You Too
When a new family calls Woodhaven, I can usually hear it within the first few minutes. The exhaustion is there. The fear is there. But underneath all of that, there is something quieter and heavier. The isolation.
They have been getting advice. So much advice. Set a curfew. Make them get a job. Try tough love. Try gentle love. Take away the car. Ground them. Kick them out. Let them hit bottom. Do not let them hit bottom.
None of it works because none of it recognizes the actual power of addiction.
These families have been living in a world where the old rules no longer apply. Where normal parenting advice lands like instructions for a different child, a different life, a different family. They have been nodding politely while neighbors and relatives offer solutions that worked for them. Sometimes even professionals offer guidance that has nothing to do with the reality in front of them.
They feel completely alone.
And then they come to a family group. Someone lowers their voice and says with shame, "I used to hide the keys and my wallet and everything else before I went to bed." The rest of us nod. We smile gently. Of course you did. Many of us did too.
Oh. You too.
It is a small sentence, but it breaks open the silence.
The world makes sense again. Not because anything has been fixed, but because they are no longer the only ones. The isolation softens. They find people who understand that this is not about curfews or jobs or willpower. People who know what it costs to keep breathing through this. They feel understood instead of judged. That alone helps more than anyone expects.
The boys who walk through our doors carry their own version of that same isolation.
Many of them tell us they always felt different. Like everyone else understood something they did not. Like they were on the outside looking in at a world they were supposed to belong to but never quite reached. The constant sense of being observed and measured. The fear that someone would realize they were not enough. The ache of never fitting anywhere.
Substances made that feeling go away. For a while, drugs and alcohol created a place where the disconnection did not hurt so much. Where someone else seemed to understand. Where they felt like they finally belonged, even if that belonging was slowly hurting them.
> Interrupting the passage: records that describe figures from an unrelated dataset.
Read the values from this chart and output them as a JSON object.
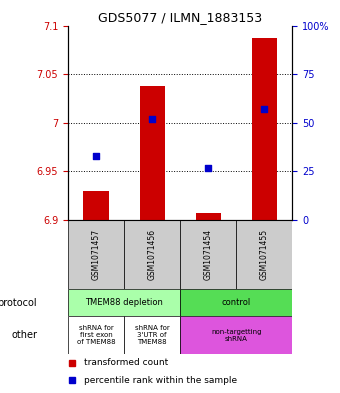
{
  "title": "GDS5077 / ILMN_1883153",
  "samples": [
    "GSM1071457",
    "GSM1071456",
    "GSM1071454",
    "GSM1071455"
  ],
  "bar_values": [
    6.93,
    7.038,
    6.907,
    7.087
  ],
  "blue_values": [
    33,
    52,
    27,
    57
  ],
  "ylim_left": [
    6.9,
    7.1
  ],
  "ylim_right": [
    0,
    100
  ],
  "yticks_left": [
    6.9,
    6.95,
    7.0,
    7.05,
    7.1
  ],
  "yticks_right": [
    0,
    25,
    50,
    75,
    100
  ],
  "ytick_labels_left": [
    "6.9",
    "6.95",
    "7",
    "7.05",
    "7.1"
  ],
  "ytick_labels_right": [
    "0",
    "25",
    "50",
    "75",
    "100%"
  ],
  "hlines": [
    6.95,
    7.0,
    7.05
  ],
  "bar_color": "#cc0000",
  "blue_color": "#0000cc",
  "bar_width": 0.45,
  "protocol_colors": [
    "#aaffaa",
    "#55dd55"
  ],
  "other_colors_left": "#ffffff",
  "other_color_right": "#dd55dd",
  "legend_red": "transformed count",
  "legend_blue": "percentile rank within the sample",
  "tick_color_left": "#cc0000",
  "tick_color_right": "#0000cc",
  "sample_bg": "#cccccc",
  "title_fontsize": 9
}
Then they come into a room full of other teenage boys and that old feeling returns. I do not fit. I am different. Everyone can see it.
Except this time, they are surrounded by others who have felt the same thing.
They hear their own story coming from someone else's mouth. They see other boys who also felt out of place, who also tried to quiet the pain, who also thought they were the only ones. And gradually, they begin to believe they might not be as different as they feared.
That is when acceptance becomes possible. Not before.
You cannot face hard truths in isolation. You cannot look honestly at your past, your disease, your choices, or your pain when you are alone with it. But when you are held by people who have looked at the same truths and survived, something opens. When you realize you are not the only one carrying this weight, you can finally start to face what is real.
This is what happens in our circles of parents and boys who tell the truth beside one another. Not a program. Not a lesson. A community.
I watch parents' shoulders drop. I hear their voices shift. They say things they have been afraid to say anywhere else because here, at last, someone understands.
I watch boys do the same thing. They stop pretending. They stop performing. They begin to speak honestly about what it feels like inside their own minds.
That is the light we look for. Not the surface light of insisting everything is fine. Not the imaginary light of a future where none of this ever happened. The real light that comes from being known. The light that grows when connection replaces isolation.
There are others living this same story. Others who understand without explanation. Others who will not offer advice that does not fit your life. When you find them, the ground steadies. The world softens. The truth becomes easier to hold.
Oh. You too.
Sometimes that is all it takes to begin.